Why do people self-harm?
We stated at the start that physical self-harm is psychological. Teens express psychological suffering via self-harming. One could call self-harm a "non-verbal form of expression of suffering" (Zaragozano, 2017).

Up to 6 motivations could explain self-harm. We shall teach them using a clinical case.

Adolescents should seek help from family, friends, or someone meaningful. In self-harm, 21-year-old Andrea says, “if you go and leave me, I will hurt myself.”

As punishment. Andrea says, "I cut myself because I disgust myself, I cannot achieve good things in life, and I do not deserve my family." They treat me wonderfully! Look how I appreciate them for their help. As a terrible girl, I cut myself. Andrea's thoughts are very disordered and distressing.

To reduce psychological discomfort. The patient typically says, "Sometimes the only way to stop feeling so much anxiety is to hurt myself." So I can concentrate on the cut's pain rather than my anxiousness. The agony is more tangible.

Similar to parasuicidal behaviour. This behaviour does not promote suicide. Call it “a flirtation with actual suicidal behavior.” Andrea says, “I cut myself very close to the last scar. I always attempt to get deep but don't! I cannot commit suicide. Thus, despite agony, the person has reasons to live.

They feel terribly “empty”. This mood is often associated with borderline disorder. Even excruciating self-harm would fill the void. Andrea says, “sometimes I feel so alone and empty that I hurt myself. I feel more alive. I feel more than emptiness.
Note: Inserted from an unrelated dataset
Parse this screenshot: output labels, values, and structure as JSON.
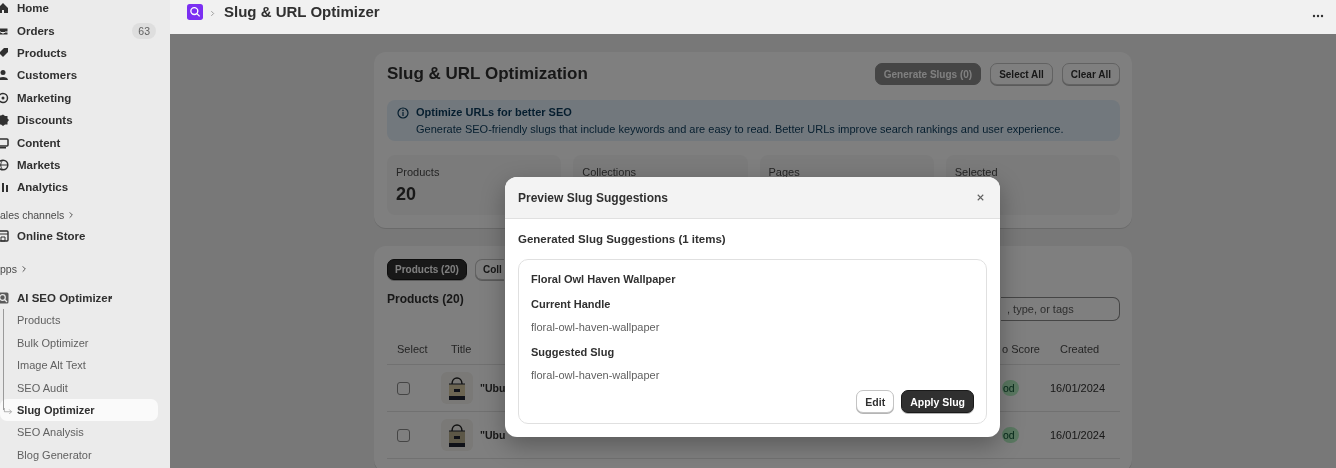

Every self-harm is clinically significant. Thus, self-harming behaviours, regardless of reason, require calm and deliberate attention.

Teens generally struggle with conflict resolution, thus problem-solving programmes target that. Our teens learn to identify and characterise problems, generate solutions, implement them, and evaluate their impact.

This situation works well with cognitive behavioural therapy (CBT). It aims to change how adolescents view important events so they can be healthy and well-being-promoting.

Social skills training tries to transform teenagers' relationships. Effective and aggressive communication is the goal, not self-harm.

Family therapy may have great benefits. Its goal is to improve family communication to resolve issues.